Yankees, Red Sox expected to rule

It will look like more of the same when Boston Red Sox ace Josh Beckett takes the mound and stares down the New York Yankees in today’s season opener at Fenway Park.

Every year, it seems, baseball talk begins with the Yankees and Red Sox as the dominant duo in the major leagues. That’s the theme this year, as well.

At the Las Vegas Hilton sports book, the Yankees are 3-1 favorites to win the World Series. The Yankees also top the regular-season win totals list at 95½, with the Red Sox right behind at 94½.

Throw in the Tampa Bay Rays, and the deck is stacked in one division.

“I think the three best teams in baseball may all be in the American League East,” said Dave Cokin, a professional handicapper and local ESPN Radio host. “I don’t see how the Yankees don’t make the playoffs, and Tampa Bay is really good.

“I’m a little more concerned about the Red Sox. I’m not sure about their offense. They could win the division, but they also could finish third.”

The Yankees, anchored again by left-hander CC Sabathia, return almost every key player from last year’s 103-win team that prevailed in the World Series against the Philadelphia Phillies.

But the competition made significant changes, starting with the Phillies’ trade for ace right-hander Roy Halladay.

The Red Sox signed right-hander John Lackey, who won 42 games the past three years for the Los Angeles Angels. Boston’s rotation, which also includes lefty Jon Lester, might be the majors’ best.

Lackey’s departure is part of a shake-up in the AL West. Angels manager Mike Scioscia lost speedy infielder Chone Figgins to Seattle and power hitter Vladimir Guerrero to Texas.

Cokin (jimfeist.com) said he sees the Angels, 97-65 last year, slipping below their win total of 84.

“I hesitated on that because of Scioscia, but they just lost too much,” Cokin said. “Figgins is a huge loss, Lackey is a big loss, and the division is better.”

The Angels will be intriguing to watch, however, because they have plenty of potential. Jered Weaver leads a rotation with Scott Kazmir, Joe Saunders and Ervin Santana. The offense, with slugging first baseman Kendry Morales, should be more than adequate.

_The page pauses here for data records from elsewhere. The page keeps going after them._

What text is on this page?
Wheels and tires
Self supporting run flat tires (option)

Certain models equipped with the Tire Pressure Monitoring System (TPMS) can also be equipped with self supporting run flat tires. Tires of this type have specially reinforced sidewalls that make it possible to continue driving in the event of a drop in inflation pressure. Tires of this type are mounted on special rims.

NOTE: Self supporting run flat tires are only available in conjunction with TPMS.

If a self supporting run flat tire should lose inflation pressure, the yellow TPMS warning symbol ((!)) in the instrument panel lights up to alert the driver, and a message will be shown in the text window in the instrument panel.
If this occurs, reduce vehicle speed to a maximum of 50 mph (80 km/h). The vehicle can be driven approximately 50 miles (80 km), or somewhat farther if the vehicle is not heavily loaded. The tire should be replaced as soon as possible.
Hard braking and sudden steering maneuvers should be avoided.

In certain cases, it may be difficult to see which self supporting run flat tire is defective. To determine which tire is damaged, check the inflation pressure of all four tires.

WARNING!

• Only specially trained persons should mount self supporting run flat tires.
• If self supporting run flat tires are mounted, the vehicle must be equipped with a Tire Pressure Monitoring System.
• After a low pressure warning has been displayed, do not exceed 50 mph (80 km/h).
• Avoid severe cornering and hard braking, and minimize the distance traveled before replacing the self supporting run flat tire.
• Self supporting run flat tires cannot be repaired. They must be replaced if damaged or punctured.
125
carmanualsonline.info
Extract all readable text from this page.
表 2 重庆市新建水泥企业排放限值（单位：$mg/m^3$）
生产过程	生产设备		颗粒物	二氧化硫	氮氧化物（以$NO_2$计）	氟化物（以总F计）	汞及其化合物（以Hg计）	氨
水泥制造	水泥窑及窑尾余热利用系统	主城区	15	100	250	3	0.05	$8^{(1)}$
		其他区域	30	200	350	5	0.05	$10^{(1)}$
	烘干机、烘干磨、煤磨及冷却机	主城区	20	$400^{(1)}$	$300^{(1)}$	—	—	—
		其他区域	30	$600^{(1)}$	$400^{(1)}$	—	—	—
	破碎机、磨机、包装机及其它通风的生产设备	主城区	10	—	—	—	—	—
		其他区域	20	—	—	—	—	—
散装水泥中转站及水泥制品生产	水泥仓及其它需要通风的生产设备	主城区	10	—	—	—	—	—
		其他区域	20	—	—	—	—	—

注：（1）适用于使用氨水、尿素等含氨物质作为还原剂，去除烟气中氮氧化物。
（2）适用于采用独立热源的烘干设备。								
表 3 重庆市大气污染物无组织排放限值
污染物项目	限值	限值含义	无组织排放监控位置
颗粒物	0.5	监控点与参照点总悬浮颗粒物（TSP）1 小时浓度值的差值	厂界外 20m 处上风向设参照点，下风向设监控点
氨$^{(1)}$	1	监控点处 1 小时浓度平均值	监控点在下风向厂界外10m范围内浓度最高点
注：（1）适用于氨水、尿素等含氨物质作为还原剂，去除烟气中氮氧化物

The posted win totals for the Rangers (83½) and Mariners (83) indicate the division is up for grabs.

The same appears true in the National League West, where the Los Angeles Dodgers try to retain their title. The Dodgers’ demise has been widely predicted, and manager Joe Torre will lean on young left-hander Clayton Kershaw and hope outfielders Matt Kemp and Andre Ethier continue to produce while Manny Ramirez regains his power stroke.

“I was really tempted to play them over,” Cokin said of the Dodgers’ win total of 84½. “I don’t know why everybody is talking about the Dodgers going in the other direction. Their pitching is solid, their offense is really good, and Torre makes the playoffs every year.”

The Colorado Rockies and San Francisco Giants are in hot pursuit, but the San Diego Padres are expected to be cellar dwellers.

Cokin said the Chicago Cubs, 83-78 last year, should top their posted win total of 82½ and challenge Albert Pujols and the St. Louis Cardinals in the NL Central.

“Everything went wrong for the Cubs last year,” he said. “I think the Cubs will be a winning team. I don’t think they will win the division, but they should give the Cardinals a run.”

The New York Mets were miserable last year, finishing 70-92, and Cokin expects the Mets to fall short of their posted win total of 80½. They lured Jason Bay and his 36 home runs away from Boston, and ace left-hander Johan Santana returns, but several question marks still exist.

“It looks too easy,” Cokin said. “The Mets have too many injury concerns, and there’s really nothing in the rotation behind Santana.”

Cokin said look for the Milwaukee Brewers (81) and Minnesota Twins (84½) to fall short of their win totals, while the Kansas City Royals (72) exceed meager expectations.

All eyes will be fixed on the Yankees and Red Sox on top, and it also looks like more of the same for the Pittsburgh Pirates at the bottom.